それはわからない。私は清四郎を信じる強さもないが、自分の気持ちを信じる強さだって、ない。
「もう、終わっちゃったっていうか。」
あは、と軽く笑ってみたが、思いのほか口角が上がらず中途半端な表情になってしまった。
それは私の心のままだ。
何もかも中途半端で、どうしようもなくなってからもがく。
「そう、」
「だから、もうダメなんです。だめだって、思わなきゃ、やっていけない」
「…。」
「期待して馬鹿を見るのも嫌だから。」
そこまで言い終わると、千秋さんは私の肩をそっと抱いて、私の頭に自分の頭をこつんと引っ付けた。

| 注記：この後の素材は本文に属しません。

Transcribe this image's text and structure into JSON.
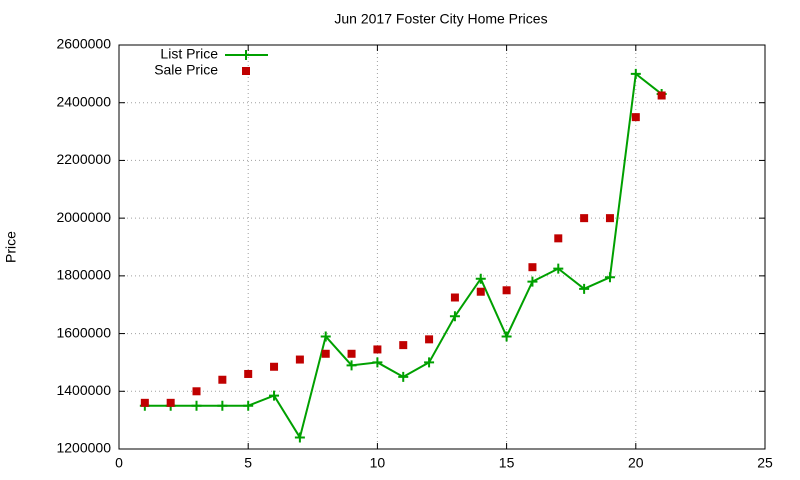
{
  "chart_data": {
    "type": "line",
    "title": "Jun 2017 Foster City Home Prices",
    "y_label": "Price",
    "x": [
      1,
      2,
      3,
      4,
      5,
      6,
      7,
      8,
      9,
      10,
      11,
      12,
      13,
      14,
      15,
      16,
      17,
      18,
      19,
      20,
      21
    ],
    "series": [
      {
        "name": "List Price",
        "color": "#00a000",
        "mode": "lines+markers",
        "marker": "plus",
        "values": [
          1350000,
          1350000,
          1350000,
          1350000,
          1350000,
          1385000,
          1240000,
          1590000,
          1490000,
          1500000,
          1450000,
          1500000,
          1660000,
          1790000,
          1590000,
          1780000,
          1825000,
          1755000,
          1795000,
          2500000,
          2430000
        ]
      },
      {
        "name": "Sale Price",
        "color": "#c00000",
        "mode": "markers",
        "marker": "square",
        "values": [
          1360000,
          1360000,
          1400000,
          1440000,
          1460000,
          1485000,
          1510000,
          1530000,
          1530000,
          1545000,
          1560000,
          1580000,
          1725000,
          1745000,
          1750000,
          1830000,
          1930000,
          2000000,
          2000000,
          2350000,
          2425000
        ]
      }
    ],
    "xlim": [
      0,
      25
    ],
    "xticks": [
      0,
      5,
      10,
      15,
      20,
      25
    ],
    "ylim": [
      1200000,
      2600000
    ],
    "yticks": [
      1200000,
      1400000,
      1600000,
      1800000,
      2000000,
      2200000,
      2400000,
      2600000
    ],
    "grid": true,
    "legend": "top-left"
  }
}
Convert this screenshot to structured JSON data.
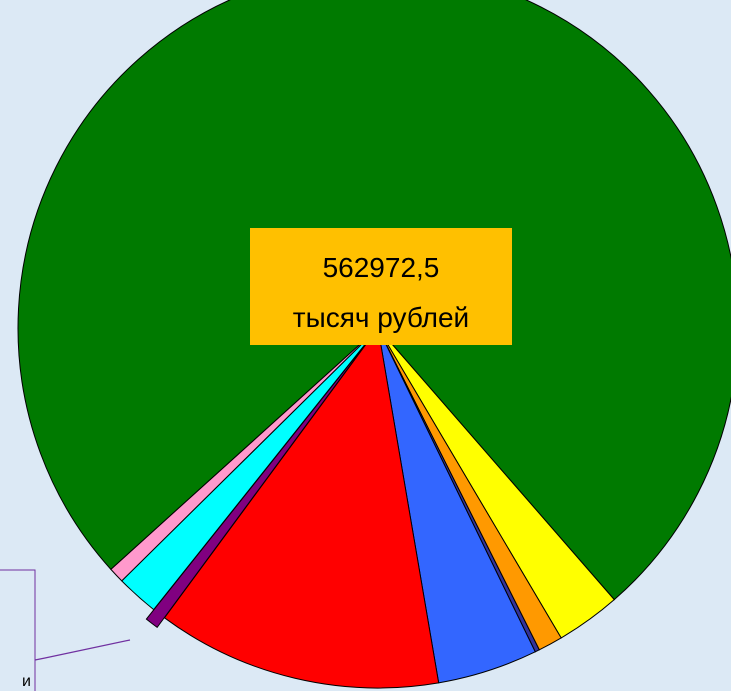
{
  "chart_data": {
    "type": "pie",
    "categories": [
      null,
      null,
      null,
      null,
      null,
      null,
      null,
      null,
      null
    ],
    "values": [
      562972.5,
      21680,
      8224,
      1495,
      33644,
      95698,
      4486,
      14205,
      5233
    ],
    "value_labels": [
      "562972,5 тысяч рублей",
      null,
      null,
      null,
      null,
      null,
      null,
      null,
      null
    ],
    "colors": [
      "#007a00",
      "#ffff00",
      "#ff9900",
      "#333399",
      "#3366ff",
      "#ff0000",
      "#800080",
      "#00ffff",
      "#ff99cc"
    ],
    "exploded": [
      false,
      false,
      false,
      false,
      false,
      false,
      true,
      false,
      false
    ],
    "annotation": "и"
  }
}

そうね、と呟き、肩を抱いたその手を頭に添えて優しく頭を撫でてくれた。
「そうね。怖いわよね。」
「っ…。」
「信じることには何万倍も勇気が、いるもの。」
千秋さんの言葉で、胸がぎゅっと苦しくなった。
今にも泣きそうになって、ぐっと唇をかみしめる。規則正しいリズムで私の頭を撫でる千秋さんの手が優しい。

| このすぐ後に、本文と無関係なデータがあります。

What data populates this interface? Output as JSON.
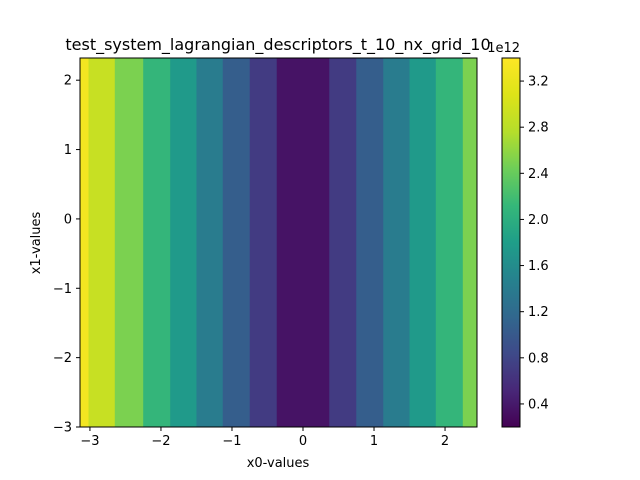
{
  "chart_data": {
    "type": "heatmap",
    "title": "test_system_lagrangian_descriptors_t_10_nx_grid_10",
    "xlabel": "x0-values",
    "ylabel": "x1-values",
    "xlim": [
      -3.14,
      2.45
    ],
    "ylim": [
      -3.0,
      2.32
    ],
    "x_ticks": [
      -3,
      -2,
      -1,
      0,
      1,
      2
    ],
    "x_tick_labels": [
      "−3",
      "−2",
      "−1",
      "0",
      "1",
      "2"
    ],
    "y_ticks": [
      -3,
      -2,
      -1,
      0,
      1,
      2
    ],
    "y_tick_labels": [
      "−3",
      "−2",
      "−1",
      "0",
      "1",
      "2"
    ],
    "grid": false,
    "colormap": "viridis",
    "colorbar": {
      "range": [
        0.2,
        3.4
      ],
      "ticks": [
        0.4,
        0.8,
        1.2,
        1.6,
        2.0,
        2.4,
        2.8,
        3.2
      ],
      "tick_labels": [
        "0.4",
        "0.8",
        "1.2",
        "1.6",
        "2.0",
        "2.4",
        "2.8",
        "3.2"
      ],
      "offset_label": "1e12"
    },
    "bands": [
      {
        "x0": -3.14,
        "x1": -3.02,
        "value": 3.3
      },
      {
        "x0": -3.02,
        "x1": -2.65,
        "value": 2.9
      },
      {
        "x0": -2.65,
        "x1": -2.25,
        "value": 2.5
      },
      {
        "x0": -2.25,
        "x1": -1.87,
        "value": 2.1
      },
      {
        "x0": -1.87,
        "x1": -1.5,
        "value": 1.75
      },
      {
        "x0": -1.5,
        "x1": -1.13,
        "value": 1.4
      },
      {
        "x0": -1.13,
        "x1": -0.75,
        "value": 1.05
      },
      {
        "x0": -0.75,
        "x1": -0.37,
        "value": 0.7
      },
      {
        "x0": -0.37,
        "x1": 0.37,
        "value": 0.35
      },
      {
        "x0": 0.37,
        "x1": 0.75,
        "value": 0.7
      },
      {
        "x0": 0.75,
        "x1": 1.13,
        "value": 1.05
      },
      {
        "x0": 1.13,
        "x1": 1.5,
        "value": 1.4
      },
      {
        "x0": 1.5,
        "x1": 1.87,
        "value": 1.75
      },
      {
        "x0": 1.87,
        "x1": 2.25,
        "value": 2.1
      },
      {
        "x0": 2.25,
        "x1": 2.45,
        "value": 2.5
      }
    ]
  }
}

私はこれ以上甘えることが怖くなって、すっと千秋さんから離れた。
千秋さんは少し驚いたようだったが、何かを考えると笑ってこういった。
「よし、咲季ちゃんの話は聞いたわ。今度は私のために、一緒に時宗ちゃんを待ってくれるかしら?」
「へ?」
思いもよらない言葉だったが、千秋さんは遠くの観覧車を指さし、こちらにウインクを飛ばした。
私はきょとんとして千秋さんの指の先にある、大きな観覧車を見つめた。